How To Talk To A Toddler Mid-Tantrum

Tantrums and toddlers are like peanut butter and jelly — but without the sweetness. Like it or not, your kid will throw fits no matter how you choose to parent them. Granted, some children are more prone to meltdowns than others, and there are ways to handle toddler tantrums that can lessen the duration and frequency of them. But, nonetheless, they're a part of toddler life. Learning how to talk to your toddler when they're mid-tantrum is a skill that every parent should have, regardless of whether tantrums are a rare occasion or happen every time you say "no."

In my own journey parenting a toddler (I say journey, because it makes it seem much less ambiguous and stress-inducing than it really is,) I've learned what does and doesn't work for my 3 and almost-2 year olds when it comes to taming the tantrums. I've learned that even though I usually want to throw a fit of my own, that generally backfires. I've also learned that toddlers are unstable creatures and that their tantrums need not make sense in my rational adult mind. My own experience aside though, the experts have a thing or two to say about parenting mid-melt down that's worth noting for future reference.


Remain Calm

Although there are many different reasons why a toddler may have a melt down, staying calm is one of your best tools for making them as short as possible.

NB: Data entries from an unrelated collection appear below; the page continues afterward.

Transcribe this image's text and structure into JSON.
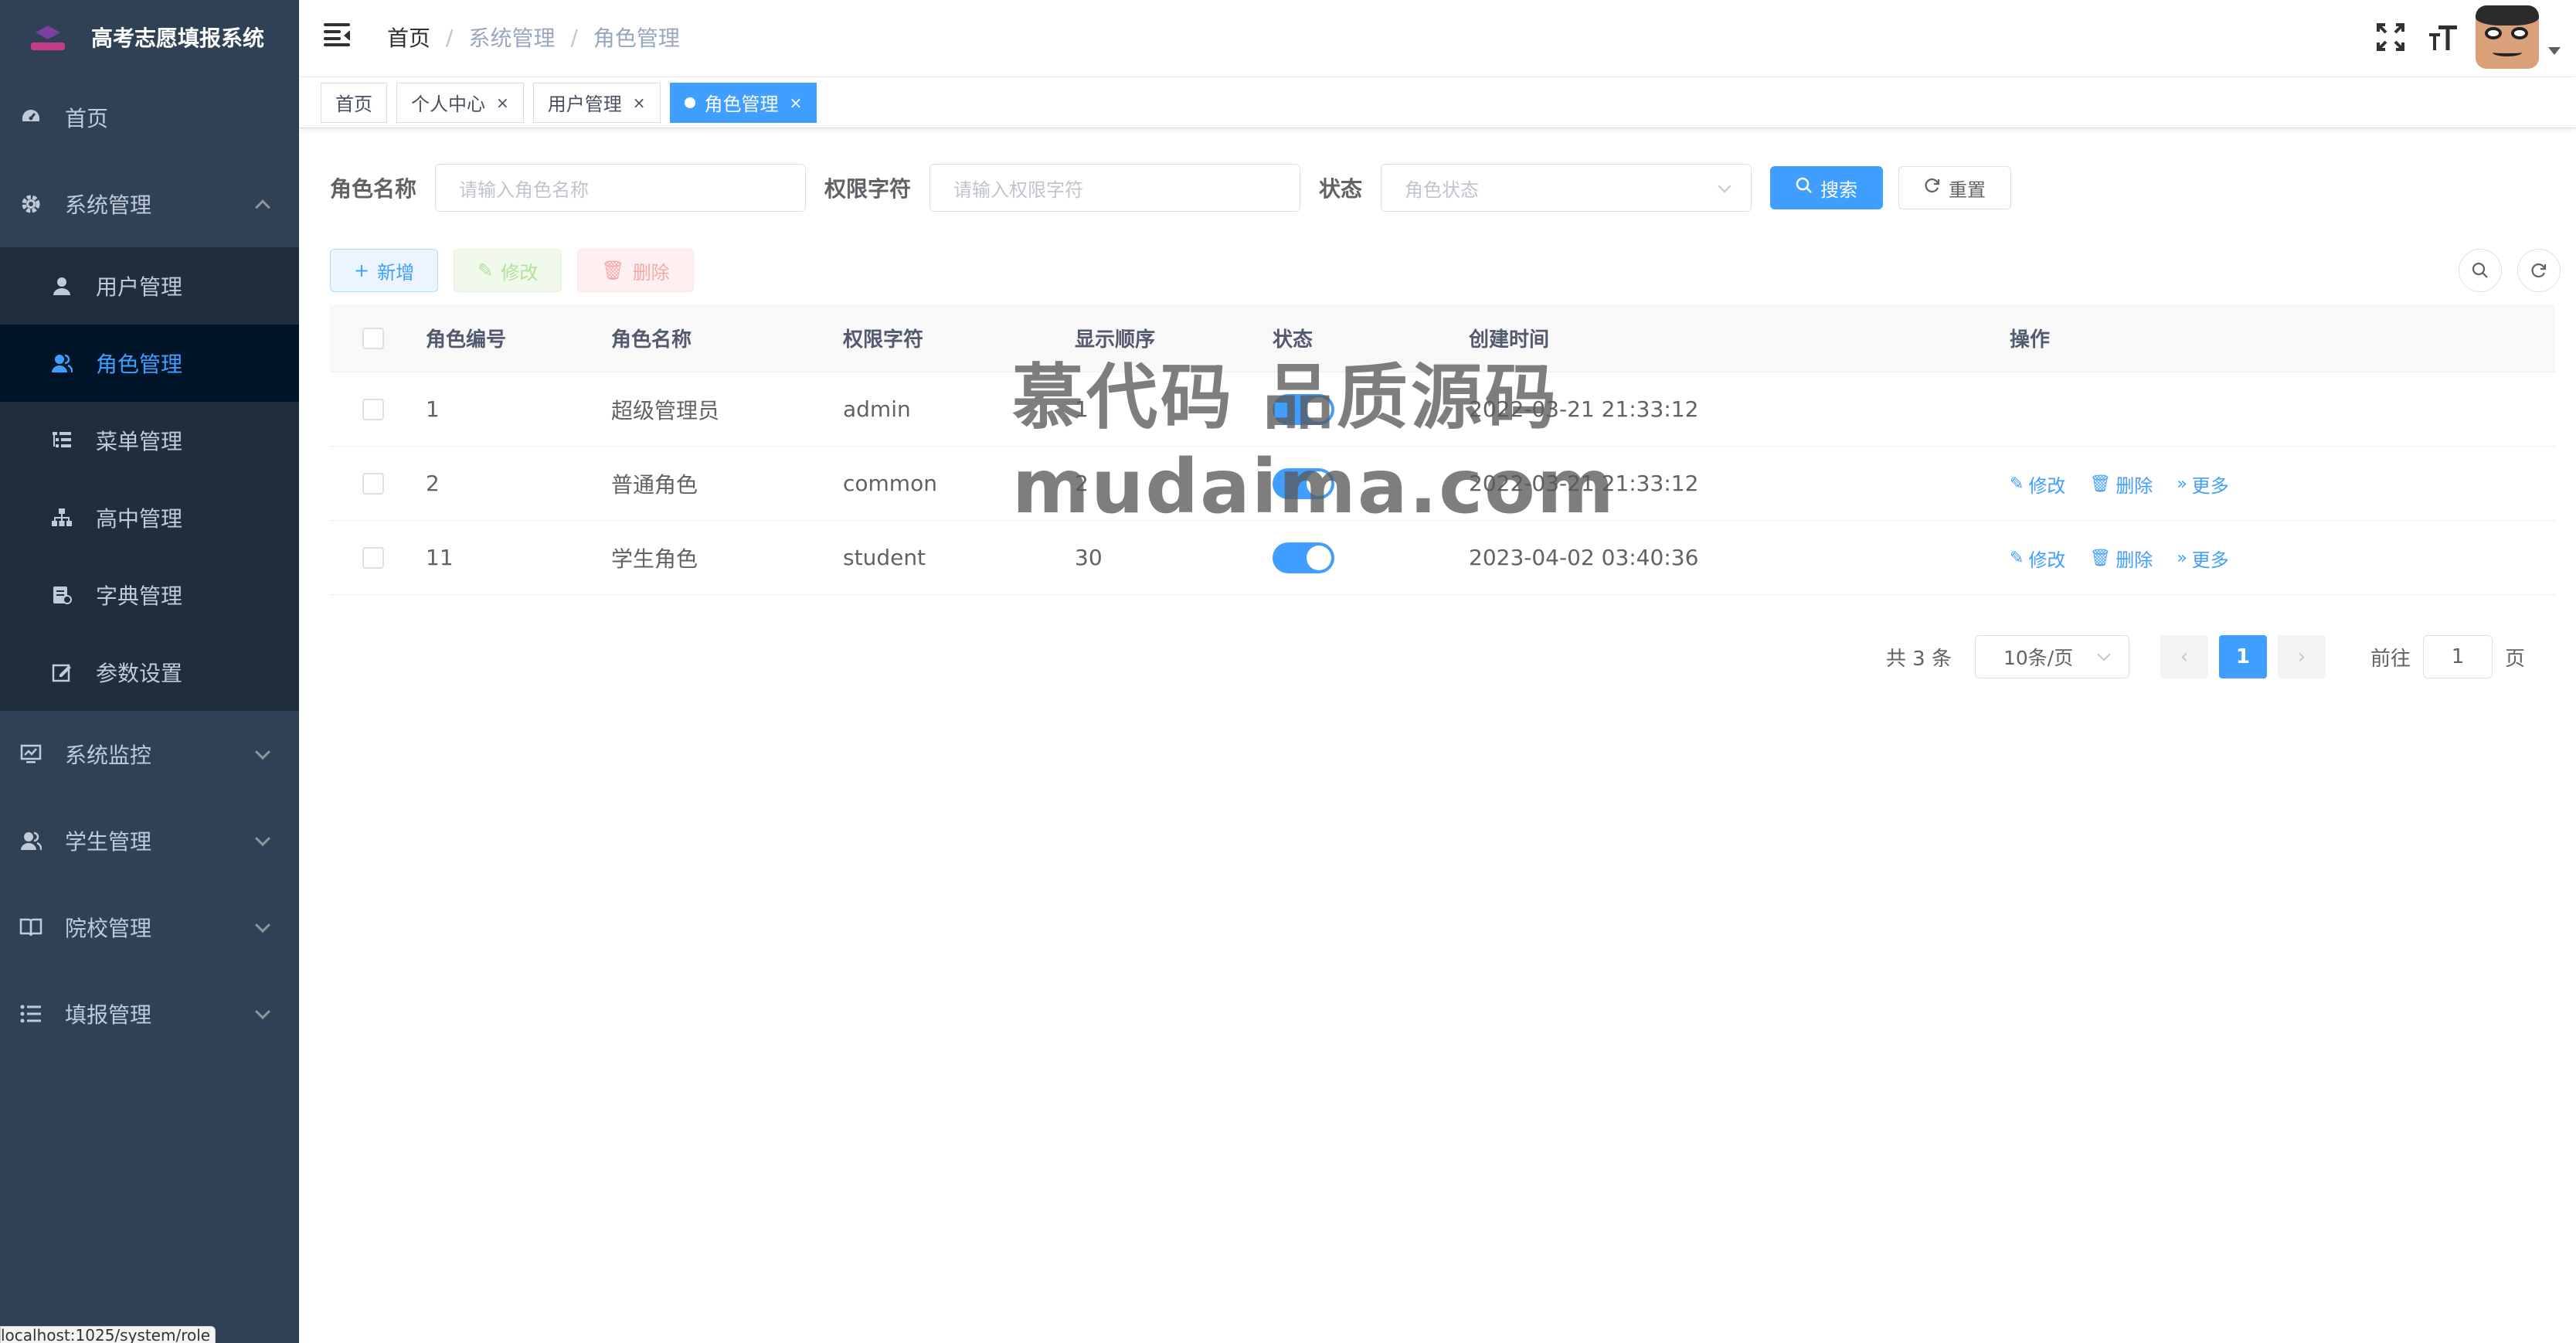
{
  "app": {
    "title": "高考志愿填报系统"
  },
  "sidebar": {
    "items": [
      {
        "label": "首页",
        "icon": "dashboard-icon"
      },
      {
        "label": "系统管理",
        "icon": "gear-icon",
        "expanded": true,
        "children": [
          {
            "label": "用户管理",
            "icon": "user-icon"
          },
          {
            "label": "角色管理",
            "icon": "peoples-icon",
            "active": true
          },
          {
            "label": "菜单管理",
            "icon": "tree-table-icon"
          },
          {
            "label": "高中管理",
            "icon": "tree-icon"
          },
          {
            "label": "字典管理",
            "icon": "dict-icon"
          },
          {
            "label": "参数设置",
            "icon": "edit-icon"
          }
        ]
      },
      {
        "label": "系统监控",
        "icon": "monitor-icon"
      },
      {
        "label": "学生管理",
        "icon": "student-icon"
      },
      {
        "label": "院校管理",
        "icon": "book-icon"
      },
      {
        "label": "填报管理",
        "icon": "list-icon"
      }
    ]
  },
  "status_url": "localhost:1025/system/role",
  "navbar": {
    "breadcrumb": [
      "首页",
      "系统管理",
      "角色管理"
    ],
    "icons": [
      "fullscreen-icon",
      "font-size-icon"
    ],
    "avatar": "user-avatar"
  },
  "tags": [
    {
      "label": "首页",
      "closable": false
    },
    {
      "label": "个人中心",
      "closable": true
    },
    {
      "label": "用户管理",
      "closable": true
    },
    {
      "label": "角色管理",
      "closable": true,
      "active": true
    }
  ],
  "search": {
    "role_name_label": "角色名称",
    "role_name_placeholder": "请输入角色名称",
    "role_key_label": "权限字符",
    "role_key_placeholder": "请输入权限字符",
    "status_label": "状态",
    "status_placeholder": "角色状态",
    "search_btn": "搜索",
    "reset_btn": "重置"
  },
  "toolbar": {
    "add": "新增",
    "edit": "修改",
    "delete": "删除"
  },
  "table": {
    "headers": [
      "角色编号",
      "角色名称",
      "权限字符",
      "显示顺序",
      "状态",
      "创建时间",
      "操作"
    ],
    "rows": [
      {
        "id": "1",
        "name": "超级管理员",
        "key": "admin",
        "sort": "1",
        "status": true,
        "time": "2022-03-21 21:33:12",
        "ops": false
      },
      {
        "id": "2",
        "name": "普通角色",
        "key": "common",
        "sort": "2",
        "status": true,
        "time": "2022-03-21 21:33:12",
        "ops": true
      },
      {
        "id": "11",
        "name": "学生角色",
        "key": "student",
        "sort": "30",
        "status": true,
        "time": "2023-04-02 03:40:36",
        "ops": true
      }
    ],
    "op_labels": {
      "edit": "修改",
      "delete": "删除",
      "more": "更多"
    }
  },
  "pagination": {
    "total": "共 3 条",
    "page_size": "10条/页",
    "current_page": "1",
    "goto_label": "前往",
    "goto_value": "1",
    "page_suffix": "页"
  },
  "watermark": {
    "line1": "慕代码 品质源码",
    "line2": "mudaima.com"
  },
  "colors": {
    "sidebar_bg": "#304156",
    "submenu_bg": "#1f2d3d",
    "primary": "#409eff"
  }
}
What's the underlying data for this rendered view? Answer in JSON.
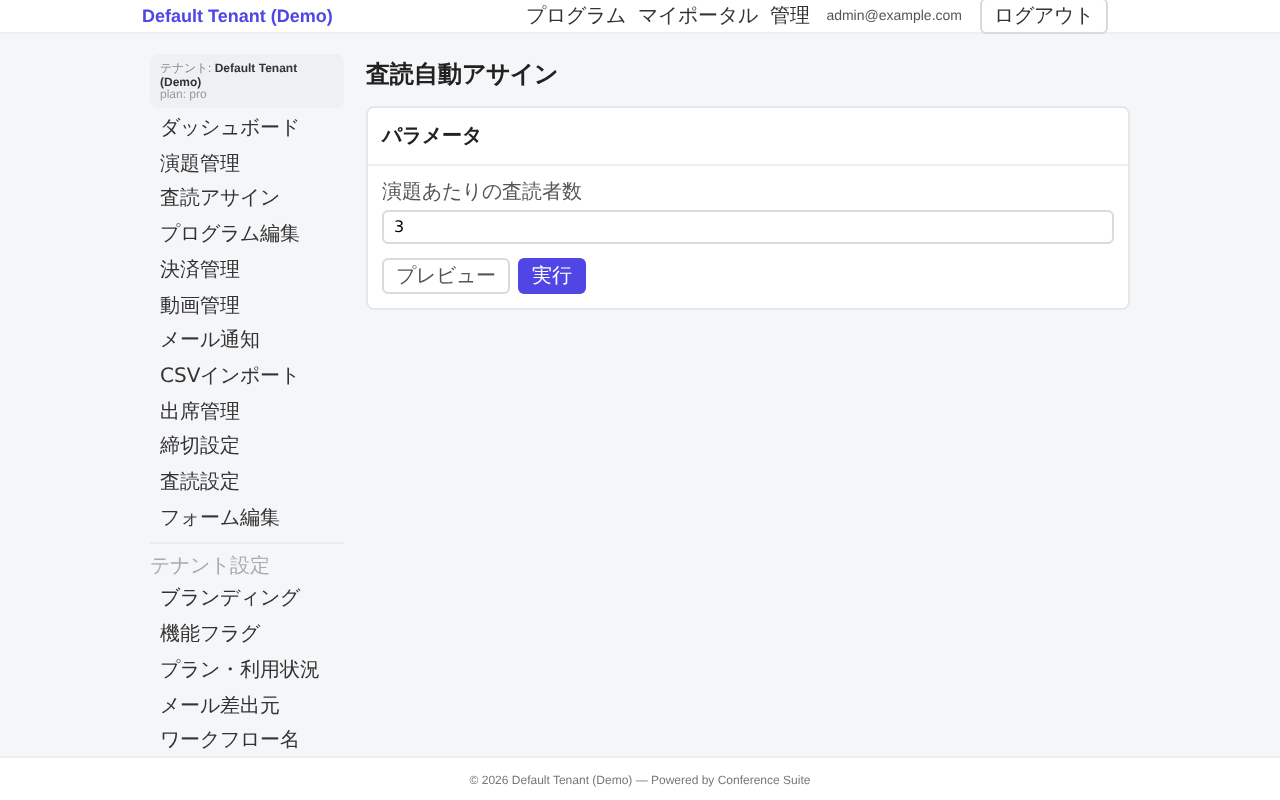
{
  "header": {
    "brand": "Default Tenant (Demo)",
    "nav": [
      "プログラム",
      "マイポータル",
      "管理"
    ],
    "user_email": "admin@example.com",
    "logout_button": "ログアウト"
  },
  "sidebar": {
    "tenant_label": "テナント: **Default Tenant (Demo)**",
    "plan": "plan: pro",
    "items": [
      {
        "label": "ダッシュボード",
        "selected": false
      },
      {
        "label": "演題管理",
        "selected": false
      },
      {
        "label": "査読アサイン",
        "selected": false
      },
      {
        "label": "プログラム編集",
        "selected": false
      },
      {
        "label": "決済管理",
        "selected": false
      },
      {
        "label": "動画管理",
        "selected": false
      },
      {
        "label": "メール通知",
        "selected": false
      },
      {
        "label": "CSVインポート",
        "selected": false
      },
      {
        "label": "出席管理",
        "selected": false
      },
      {
        "label": "締切設定",
        "selected": false
      },
      {
        "label": "査読設定",
        "selected": false
      },
      {
        "label": "フォーム編集",
        "selected": false
      }
    ],
    "section_title": "テナント設定",
    "section_items": [
      {
        "label": "ブランディング",
        "selected": false
      },
      {
        "label": "機能フラグ",
        "selected": false
      },
      {
        "label": "プラン・利用状況",
        "selected": false
      },
      {
        "label": "メール差出元",
        "selected": false
      },
      {
        "label": "ワークフロー名",
        "selected": false
      }
    ]
  },
  "page": {
    "title": "査読自動アサイン",
    "card": {
      "title": "パラメータ",
      "field_label": "演題あたりの査読者数",
      "field_value": "3",
      "buttons": [
        {
          "label": "プレビュー",
          "kind": "secondary"
        },
        {
          "label": "実行",
          "kind": "primary"
        }
      ]
    }
  },
  "footer": "© 2026 Default Tenant (Demo) — Powered by Conference Suite"
}
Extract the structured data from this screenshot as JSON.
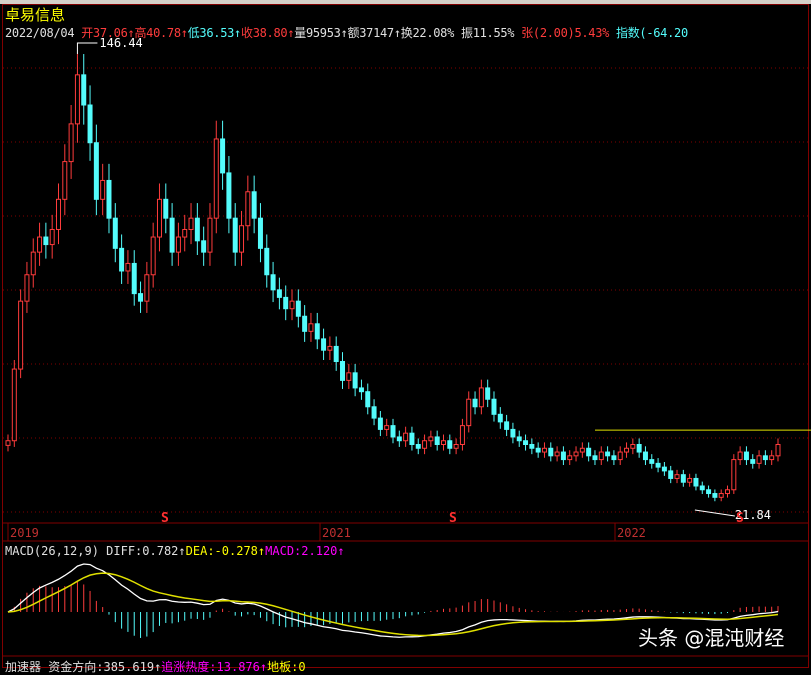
{
  "stock": {
    "name": "卓易信息"
  },
  "quote": {
    "date": "2022/08/04",
    "open_label": "开",
    "open": "37.06",
    "high_label": "高",
    "high": "40.78",
    "low_label": "低",
    "low": "36.53",
    "close_label": "收",
    "close": "38.80",
    "volume_label": "量",
    "volume": "95953",
    "amount_label": "额",
    "amount": "37147",
    "turnover_label": "换",
    "turnover": "22.08%",
    "amplitude_label": "振",
    "amplitude": "11.55%",
    "change_label": "张",
    "change": "(2.00)5.43%",
    "index_label": "指数",
    "index": "(-64.20"
  },
  "arrow": "↑",
  "annotations": {
    "max_price": "146.44",
    "min_price": "21.84",
    "signal": "S"
  },
  "date_axis": [
    "2019",
    "2021",
    "2022"
  ],
  "macd": {
    "label": "MACD(26,12,9)",
    "diff_label": "DIFF:",
    "diff": "0.782",
    "dea_label": "DEA:",
    "dea": "-0.278",
    "macd_label": "MACD:",
    "macd": "2.120"
  },
  "bottom": {
    "name": "加速器",
    "fund_label": "资金方向:",
    "fund": "385.619",
    "heat_label": "追涨热度:",
    "heat": "13.876",
    "floor_label": "地板:",
    "floor": "0"
  },
  "watermark": "头条 @混沌财经",
  "colors": {
    "up": "#ff3c3c",
    "down": "#54fcfc",
    "grid": "#800000",
    "diff": "#ffffff",
    "dea": "#e0e000",
    "resistance": "#e0e000"
  },
  "chart_data": {
    "type": "candlestick",
    "price_range": [
      21.84,
      146.44
    ],
    "resistance_price": 43.8,
    "closes": [
      41,
      60,
      78,
      85,
      91,
      95,
      93,
      97,
      105,
      115,
      125,
      138,
      130,
      120,
      105,
      110,
      100,
      92,
      86,
      88,
      80,
      78,
      85,
      95,
      105,
      100,
      91,
      95,
      97,
      100,
      94,
      91,
      100,
      121,
      112,
      100,
      91,
      98,
      107,
      100,
      92,
      85,
      81,
      79,
      76,
      78,
      74,
      70,
      72,
      68,
      65,
      66,
      62,
      57,
      59,
      55,
      54,
      50,
      47,
      44,
      45,
      42,
      41,
      43,
      40,
      39,
      41,
      42,
      40,
      41,
      39,
      40,
      45,
      52,
      50,
      55,
      52,
      48,
      46,
      44,
      42,
      41,
      40,
      39,
      38,
      39,
      37,
      38,
      36,
      37,
      38,
      39,
      37,
      36,
      38,
      37,
      36,
      38,
      39,
      40,
      38,
      36,
      35,
      34,
      33,
      31,
      32,
      30,
      31,
      29,
      28,
      27,
      26,
      27,
      28,
      36,
      38,
      36,
      35,
      37,
      36,
      37,
      40
    ]
  }
}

Kids Health noted that instead of getting frustrated along with your child (which is all too easy to do,) remaining calm during a tantrum will give your child a sense of security and allow them to calm down sooner.


Get On Their Level

PBS recommended that parents bend down to their child's level or even hold them during their fit. Calmly getting in their face, so to speak, teaches them that you're there for them and understand their frustration. It's usually much more effective than yelling for them to calm down from another room.


Give Them Choices

Even if your child can't have what they really want, you can offer them choices that they can have. Aha Parenting suggested that parents offer choices instead of giving in to what the child wants. Instead of saying "no" to their insistence on having ice cream for dinner, try offering them the choice of having ice cream after dinner or no ice cream at all. Choices will give your kid a sense of control over the situation.


Don't Try To Reason With Them

Toddler logic and adult logic are like night and day. If you try reasoning with your child when they're protesting, it will most likely backfire and the tantrum will only be prolonged. TIME magazine noted that empathizing with your toddler and realizing that they have their own "reality" that doesn't usually line up with yours can help you remain calm and respect that they might not understand where you're coming from.


Don't Talk To Them At All

Parents suggested simply ignoring your child during a tantrum. It seems cold and harsh, but for some kids, giving them attention during their fit will simply add fuel to the fire. Teaching them that you don't respond to them when they act that way will encourage them to (hopefully) lessen their tantrums in the future.